Alguns meses depois, quando o Dom Cordileone anunciou que estava proibindo Nancy Pelosi de receber a comunhão, encontrei-me de volta à CNN, fornecendo informações sobre o papel de um bispo para liderar o seu rebanho e explicando a sua decisão.
Foi depois daquela terceira aparição, enquanto eu estava visitando um produtor, que finalmente dei voz a uma preocupação particular que estava profundamente enraizada em meu coração: por que me pediram para fazer esses comentários?
Esta não é uma tentativa autodepreciativa de receber elogios, mas realmente me pergunto o que me levou a ser uma porta-voz pública do catolicismo. Sim, estudei teologia e, sim, aprendi habilidades de comunicação ao longo dos anos. Ainda assim, tenho me perguntado silenciosamente por que alguém iria querer ouvir de uma mãe católica de uma pequena cidade sobre as principais questões católicas na TV, no rádio ou em outros meios.
Enquanto eu fazia essas perguntas, tentando me convencer a desistir do emprego, o produtor respondeu rapidamente: é precisamente porque você é uma mãe católica de uma pequena cidade com habilidades de comunicação que a torna valiosa para nós. “Você é normal, Katie. E normal é o que precisamos ouvir”.
Esse comentário, que alguns podem considerar um insulto, mas que imediatamente cataloguei como um elogio, ficou na minha cabeça por mais de um ano.
“Normal” não parece um grande elogio, mas em um mundo de extremos e tomadas quentes para alimentar cliques e obter visualizações, talvez precisemos de um retorno ao normal. Por definição, “normal” é habitual ou típico, onde nem tudo parece emocionante ou excitante. Mas o catolicismo “normal” é, de fato, bastante emocionante. O catolicismo já é tão contracultural, tão extremo na sua prática, tão difícil de aceitar plenamente e esclarecedor quando acreditado e partilhado que ir além para que se possa afirmar ser um “extremista” é, em última análise, prejudicar o projeto católico.
A multidão “mais católica que o Papa” parece extremamente arrogante e arraigada em ideais de sua própria criação pessoal.
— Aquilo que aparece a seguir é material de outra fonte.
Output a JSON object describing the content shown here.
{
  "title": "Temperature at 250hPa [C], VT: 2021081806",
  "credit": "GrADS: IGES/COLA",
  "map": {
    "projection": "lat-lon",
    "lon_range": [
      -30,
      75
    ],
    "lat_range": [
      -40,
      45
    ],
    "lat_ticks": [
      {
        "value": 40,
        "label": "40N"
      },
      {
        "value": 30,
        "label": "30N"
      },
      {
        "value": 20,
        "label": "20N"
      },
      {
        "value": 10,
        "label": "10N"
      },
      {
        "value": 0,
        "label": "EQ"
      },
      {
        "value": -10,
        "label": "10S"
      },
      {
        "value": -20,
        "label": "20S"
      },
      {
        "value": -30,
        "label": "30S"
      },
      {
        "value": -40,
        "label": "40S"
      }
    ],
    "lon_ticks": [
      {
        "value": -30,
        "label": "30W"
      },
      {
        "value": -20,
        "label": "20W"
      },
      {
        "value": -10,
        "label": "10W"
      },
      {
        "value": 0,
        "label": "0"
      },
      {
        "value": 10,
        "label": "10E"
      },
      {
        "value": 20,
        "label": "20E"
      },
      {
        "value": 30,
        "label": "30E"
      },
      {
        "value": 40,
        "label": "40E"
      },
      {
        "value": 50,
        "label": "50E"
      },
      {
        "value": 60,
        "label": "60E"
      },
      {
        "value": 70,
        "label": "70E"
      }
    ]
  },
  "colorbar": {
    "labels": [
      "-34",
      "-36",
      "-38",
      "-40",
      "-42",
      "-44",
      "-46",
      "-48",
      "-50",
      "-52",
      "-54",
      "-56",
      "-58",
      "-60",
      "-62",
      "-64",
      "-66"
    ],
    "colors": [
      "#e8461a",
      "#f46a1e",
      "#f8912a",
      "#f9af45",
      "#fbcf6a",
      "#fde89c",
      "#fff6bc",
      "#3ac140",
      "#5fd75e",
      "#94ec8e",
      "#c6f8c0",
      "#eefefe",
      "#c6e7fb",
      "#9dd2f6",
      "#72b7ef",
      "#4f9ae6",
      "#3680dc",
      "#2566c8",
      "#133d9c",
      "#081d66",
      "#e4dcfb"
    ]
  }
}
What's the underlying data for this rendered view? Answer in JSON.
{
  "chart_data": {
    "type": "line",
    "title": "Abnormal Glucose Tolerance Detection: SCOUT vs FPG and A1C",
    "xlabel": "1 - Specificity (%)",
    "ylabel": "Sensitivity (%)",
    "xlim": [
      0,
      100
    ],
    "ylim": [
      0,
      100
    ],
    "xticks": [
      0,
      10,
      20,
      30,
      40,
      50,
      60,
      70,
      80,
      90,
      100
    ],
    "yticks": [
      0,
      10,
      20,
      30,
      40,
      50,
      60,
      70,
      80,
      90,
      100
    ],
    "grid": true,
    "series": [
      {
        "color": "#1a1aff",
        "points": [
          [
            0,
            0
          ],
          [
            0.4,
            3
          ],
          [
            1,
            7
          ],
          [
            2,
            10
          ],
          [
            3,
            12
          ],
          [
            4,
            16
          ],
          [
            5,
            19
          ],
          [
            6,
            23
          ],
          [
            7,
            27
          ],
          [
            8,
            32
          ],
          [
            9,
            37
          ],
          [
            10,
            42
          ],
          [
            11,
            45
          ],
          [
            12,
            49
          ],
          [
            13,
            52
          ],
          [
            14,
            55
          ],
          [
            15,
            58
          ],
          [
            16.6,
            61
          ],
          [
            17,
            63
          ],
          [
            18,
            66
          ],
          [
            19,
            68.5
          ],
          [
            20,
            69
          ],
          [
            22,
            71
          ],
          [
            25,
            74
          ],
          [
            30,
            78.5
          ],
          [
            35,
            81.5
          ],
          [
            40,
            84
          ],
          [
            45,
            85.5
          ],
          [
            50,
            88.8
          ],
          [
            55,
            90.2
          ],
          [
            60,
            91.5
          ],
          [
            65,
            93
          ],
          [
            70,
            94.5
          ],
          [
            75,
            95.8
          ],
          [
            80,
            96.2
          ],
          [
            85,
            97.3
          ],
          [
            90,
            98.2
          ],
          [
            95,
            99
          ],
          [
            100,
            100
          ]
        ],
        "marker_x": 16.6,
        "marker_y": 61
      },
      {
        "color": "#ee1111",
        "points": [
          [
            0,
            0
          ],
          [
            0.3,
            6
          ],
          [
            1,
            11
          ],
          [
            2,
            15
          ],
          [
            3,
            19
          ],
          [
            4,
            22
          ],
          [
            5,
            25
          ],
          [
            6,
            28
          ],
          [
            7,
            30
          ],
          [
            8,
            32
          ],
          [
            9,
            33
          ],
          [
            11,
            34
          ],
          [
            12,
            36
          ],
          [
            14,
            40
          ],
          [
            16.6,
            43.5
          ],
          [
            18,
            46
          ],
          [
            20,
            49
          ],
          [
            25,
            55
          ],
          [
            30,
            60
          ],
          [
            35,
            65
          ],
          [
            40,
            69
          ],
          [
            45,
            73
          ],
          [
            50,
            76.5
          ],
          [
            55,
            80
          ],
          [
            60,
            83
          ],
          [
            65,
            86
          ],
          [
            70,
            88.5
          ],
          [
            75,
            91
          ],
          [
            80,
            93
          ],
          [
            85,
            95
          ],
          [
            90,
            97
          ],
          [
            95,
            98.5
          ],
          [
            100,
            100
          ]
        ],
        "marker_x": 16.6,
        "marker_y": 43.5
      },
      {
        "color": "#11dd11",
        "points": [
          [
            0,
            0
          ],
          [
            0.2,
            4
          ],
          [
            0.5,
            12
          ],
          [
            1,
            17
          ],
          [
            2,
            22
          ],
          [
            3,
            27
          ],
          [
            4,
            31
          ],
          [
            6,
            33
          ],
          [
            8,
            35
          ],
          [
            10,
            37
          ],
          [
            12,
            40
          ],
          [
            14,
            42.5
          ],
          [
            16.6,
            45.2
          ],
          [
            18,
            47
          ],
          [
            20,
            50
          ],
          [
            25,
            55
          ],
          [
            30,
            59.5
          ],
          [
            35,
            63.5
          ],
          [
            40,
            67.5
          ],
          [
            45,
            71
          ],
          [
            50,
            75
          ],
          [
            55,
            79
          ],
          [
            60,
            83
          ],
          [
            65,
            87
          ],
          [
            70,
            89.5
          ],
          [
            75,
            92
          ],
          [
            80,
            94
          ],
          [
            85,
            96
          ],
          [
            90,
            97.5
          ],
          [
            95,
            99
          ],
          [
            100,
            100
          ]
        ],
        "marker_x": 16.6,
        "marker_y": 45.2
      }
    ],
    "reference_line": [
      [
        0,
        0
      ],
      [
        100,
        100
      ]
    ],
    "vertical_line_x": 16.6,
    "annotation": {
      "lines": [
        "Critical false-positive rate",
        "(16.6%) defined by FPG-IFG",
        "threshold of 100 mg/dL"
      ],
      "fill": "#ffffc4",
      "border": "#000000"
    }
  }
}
A turma das “ideologias progressistas” parece igualmente extremista, tentando mudar séculos de ensino e tradição para simplesmente se conformar aos tempos.
E tão feliz, e mais saudável, e talvez mais ouvido, é o católico “normal”, que pendura um rosário no espelho retrovisor, vai a uma reverente missa dominical com uma homilia razoável e espaço para o aprimoramento do coro, vive sua fé pessoalmente e publicamente, mas não sente a necessidade de proclamar atitudes importantes para chamar a atenção ou anunciar que sua fé o diferencia de todos os outros.
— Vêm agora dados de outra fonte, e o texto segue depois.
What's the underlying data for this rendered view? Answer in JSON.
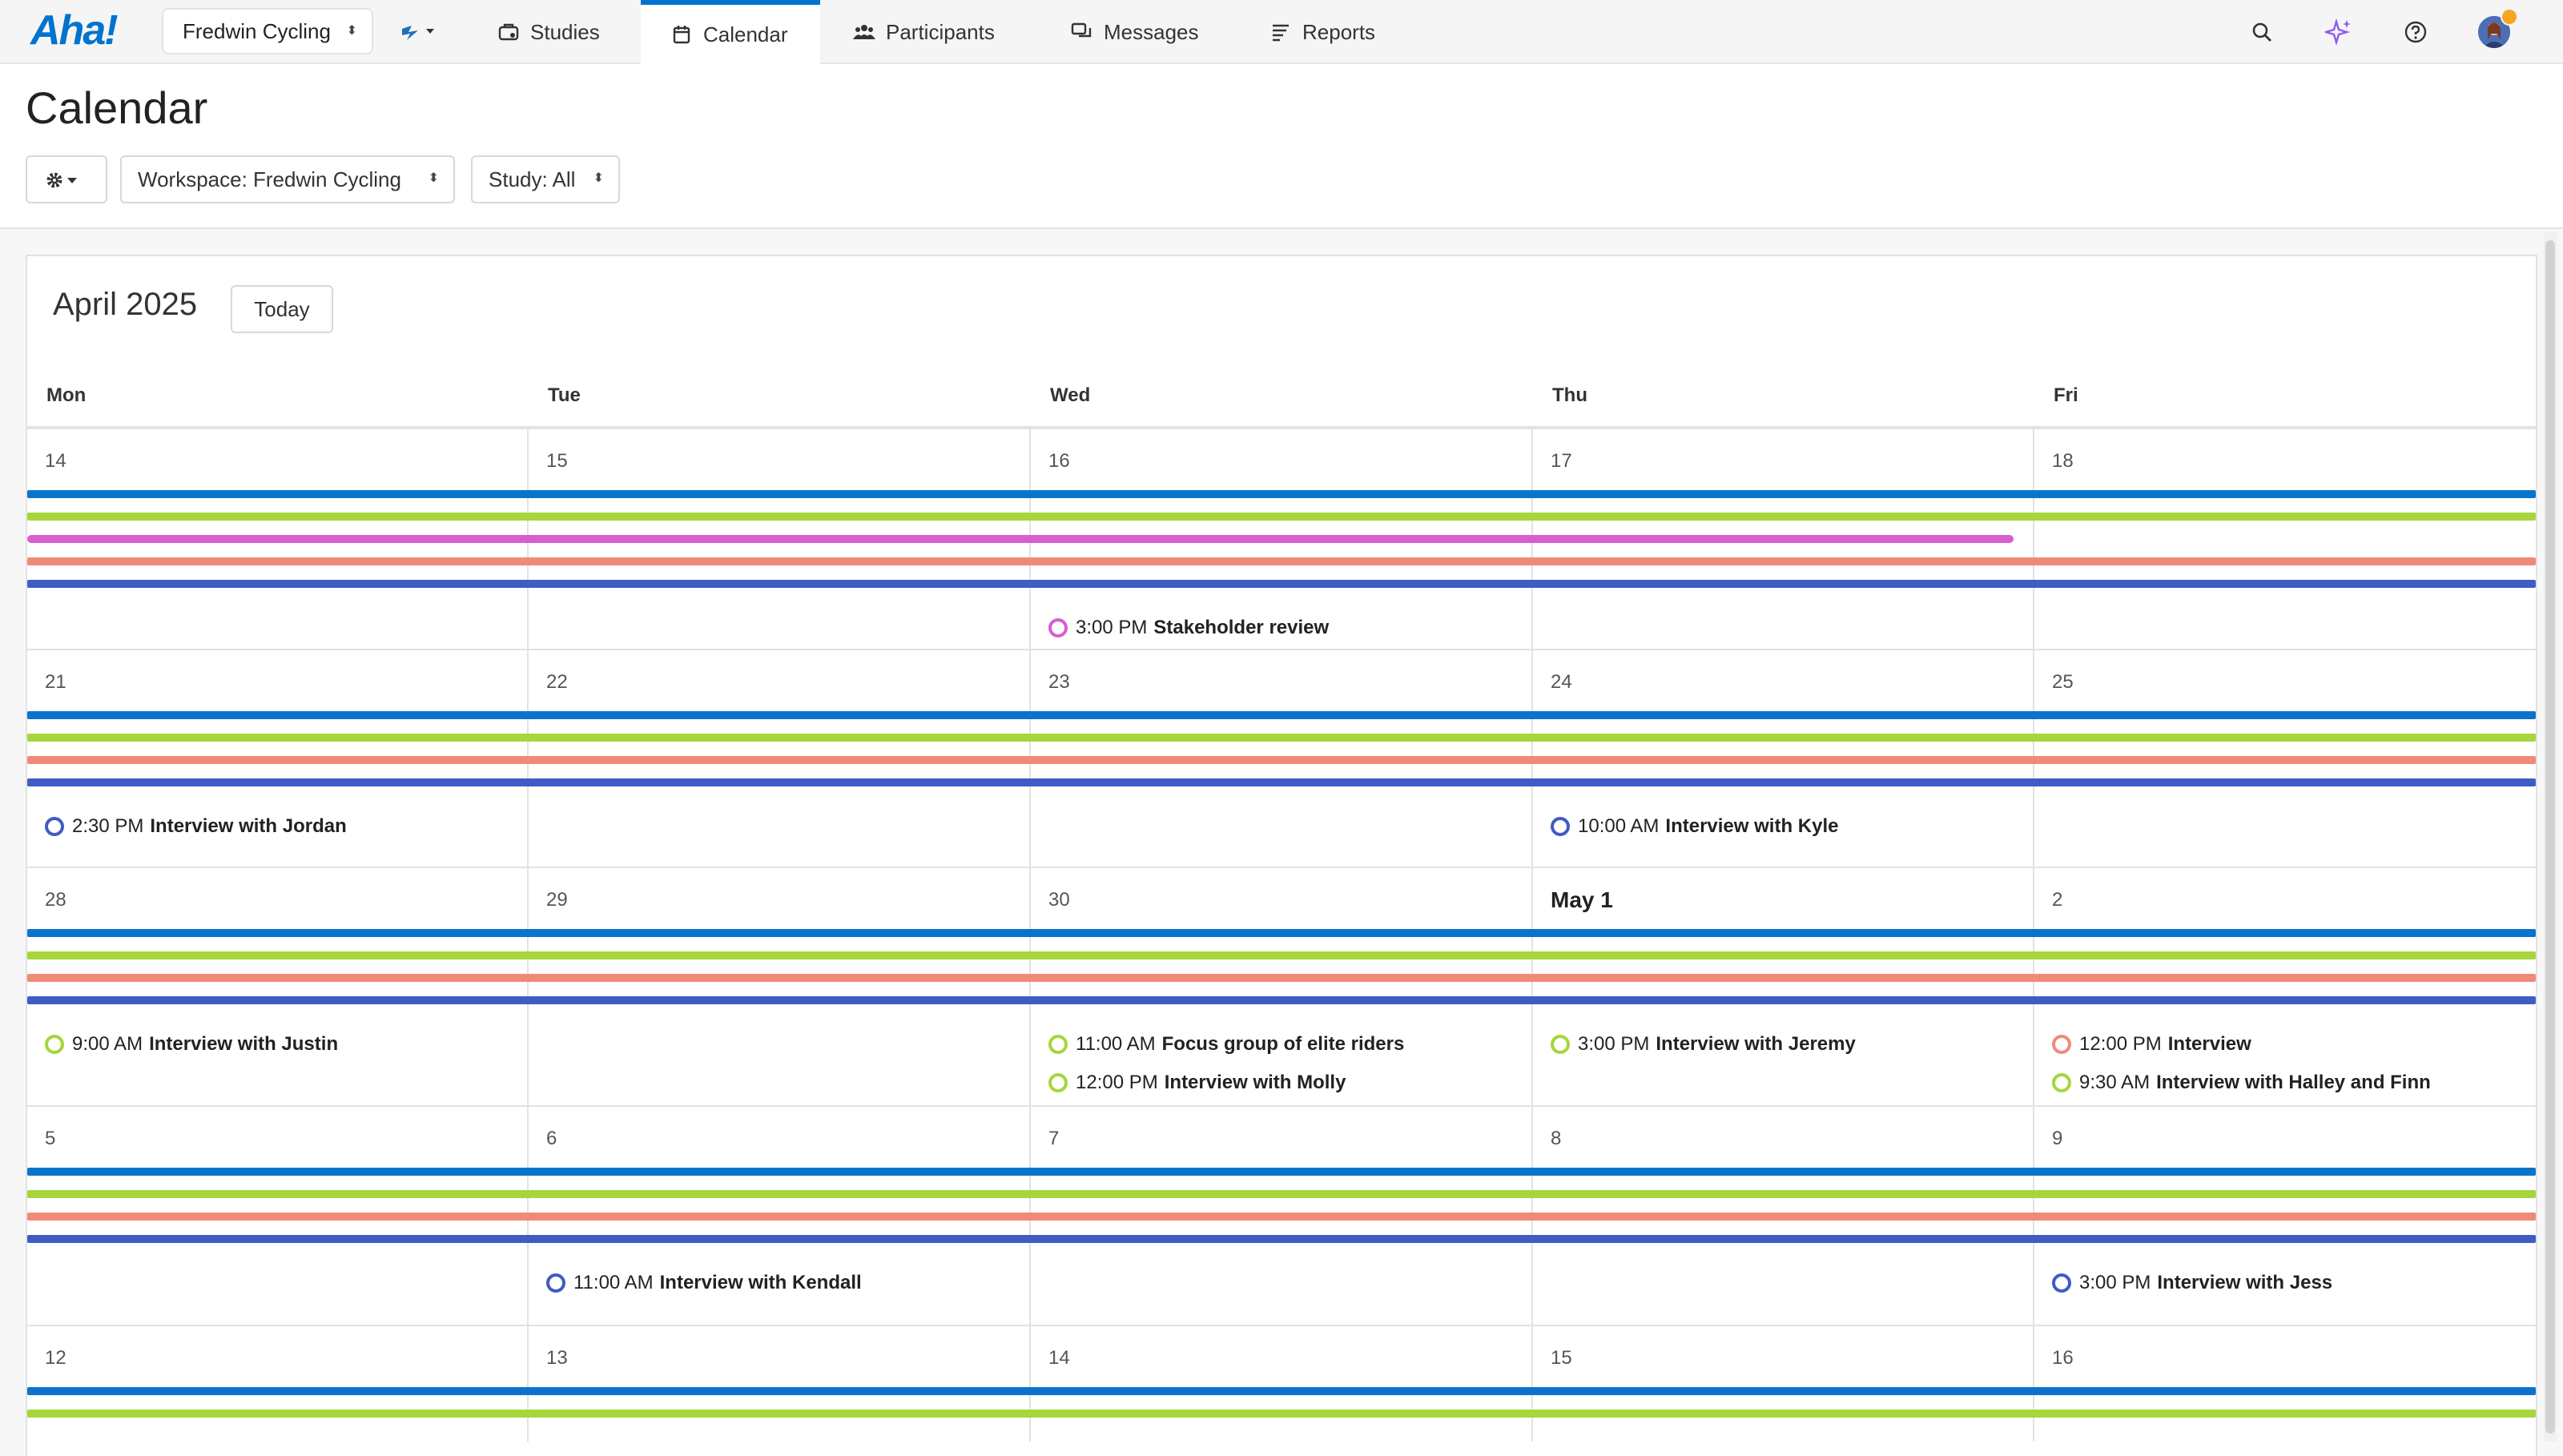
{
  "app": {
    "logo": "Aha!",
    "workspace_switcher": "Fredwin Cycling",
    "nav": [
      {
        "label": "Studies",
        "icon": "studies-icon"
      },
      {
        "label": "Calendar",
        "icon": "calendar-icon",
        "active": true
      },
      {
        "label": "Participants",
        "icon": "participants-icon"
      },
      {
        "label": "Messages",
        "icon": "messages-icon"
      },
      {
        "label": "Reports",
        "icon": "reports-icon"
      }
    ],
    "accent_color": "#0073cf"
  },
  "page": {
    "title": "Calendar",
    "filters": {
      "workspace": "Workspace: Fredwin Cycling",
      "study": "Study: All"
    }
  },
  "calendar": {
    "month_label": "April 2025",
    "today_label": "Today",
    "weekdays": [
      "Mon",
      "Tue",
      "Wed",
      "Thu",
      "Fri"
    ],
    "study_colors": {
      "blue": "#0a74cc",
      "green": "#a5d63b",
      "pink": "#d65fd0",
      "salmon": "#f08a78",
      "indigo": "#3f5cc4"
    },
    "weeks": [
      {
        "days": [
          "14",
          "15",
          "16",
          "17",
          "18"
        ],
        "bars": [
          "blue",
          "green",
          "pink",
          "salmon",
          "indigo"
        ],
        "events": [
          {
            "day": 2,
            "time": "3:00 PM",
            "title": "Stakeholder review",
            "color": "pink"
          }
        ]
      },
      {
        "days": [
          "21",
          "22",
          "23",
          "24",
          "25"
        ],
        "bars": [
          "blue",
          "green",
          "salmon",
          "indigo"
        ],
        "events": [
          {
            "day": 0,
            "time": "2:30 PM",
            "title": "Interview with Jordan",
            "color": "indigo"
          },
          {
            "day": 3,
            "time": "10:00 AM",
            "title": "Interview with Kyle",
            "color": "indigo"
          }
        ]
      },
      {
        "days": [
          "28",
          "29",
          "30",
          "May 1",
          "2"
        ],
        "bars": [
          "blue",
          "green",
          "salmon",
          "indigo"
        ],
        "events": [
          {
            "day": 0,
            "time": "9:00 AM",
            "title": "Interview with Justin",
            "color": "green"
          },
          {
            "day": 2,
            "time": "11:00 AM",
            "title": "Focus group of elite riders",
            "color": "green"
          },
          {
            "day": 2,
            "time": "12:00 PM",
            "title": "Interview with Molly",
            "color": "green"
          },
          {
            "day": 3,
            "time": "3:00 PM",
            "title": "Interview with Jeremy",
            "color": "green"
          },
          {
            "day": 4,
            "time": "12:00 PM",
            "title": "Interview",
            "color": "salmon"
          },
          {
            "day": 4,
            "time": "9:30 AM",
            "title": "Interview with Halley and Finn",
            "color": "green"
          }
        ]
      },
      {
        "days": [
          "5",
          "6",
          "7",
          "8",
          "9"
        ],
        "bars": [
          "blue",
          "green",
          "salmon",
          "indigo"
        ],
        "events": [
          {
            "day": 1,
            "time": "11:00 AM",
            "title": "Interview with Kendall",
            "color": "indigo"
          },
          {
            "day": 4,
            "time": "3:00 PM",
            "title": "Interview with Jess",
            "color": "indigo"
          }
        ]
      },
      {
        "days": [
          "12",
          "13",
          "14",
          "15",
          "16"
        ],
        "bars": [
          "blue",
          "green"
        ],
        "events": []
      }
    ]
  }
}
Nosso catolicismo já nos diferencia. Acreditamos em coisas sempre antigas, sempre novas, temos a Eucaristia como nossa fonte e ápice, contamos histórias de santos que levitam e se bilocam, ouvimos os conselhos de um homem idoso de batina branca e somos uma das últimas instituições com hierarquia e patriarcado como premissa principal. Somos, se formos honestos, suficientemente radicais. Portanto, proclamar o “catolicismo normal” como uma virtude é, em última análise, dizer: “Vou deixar que as coisas aparentemente estranhas que já acredito sejam estranhas o suficiente para mim, e tentarei não superá-las”.
Nem todos concordarão que há virtude nesse projeto. Mas acho que está pegando. Há cura, talvez até santidade, em ser um católico “normal”, que pode sentar-se numa sala com pessoas que não são católicas, onde todos sabem que você é católico, o respeitam por isso, talvez até lhe perguntem sobre e ouvem a resposta. Ser um católico “normal”, mesmo entre aqueles que se consideram ideologicamente inseridos nos extremos da extrema-direita e da extrema-esquerda, é um esforço digno. Por quê? Porque então você poderá ser a voz da razão, da sanidade e da clareza quando as opiniões extremas se tornarem turvas e confusas.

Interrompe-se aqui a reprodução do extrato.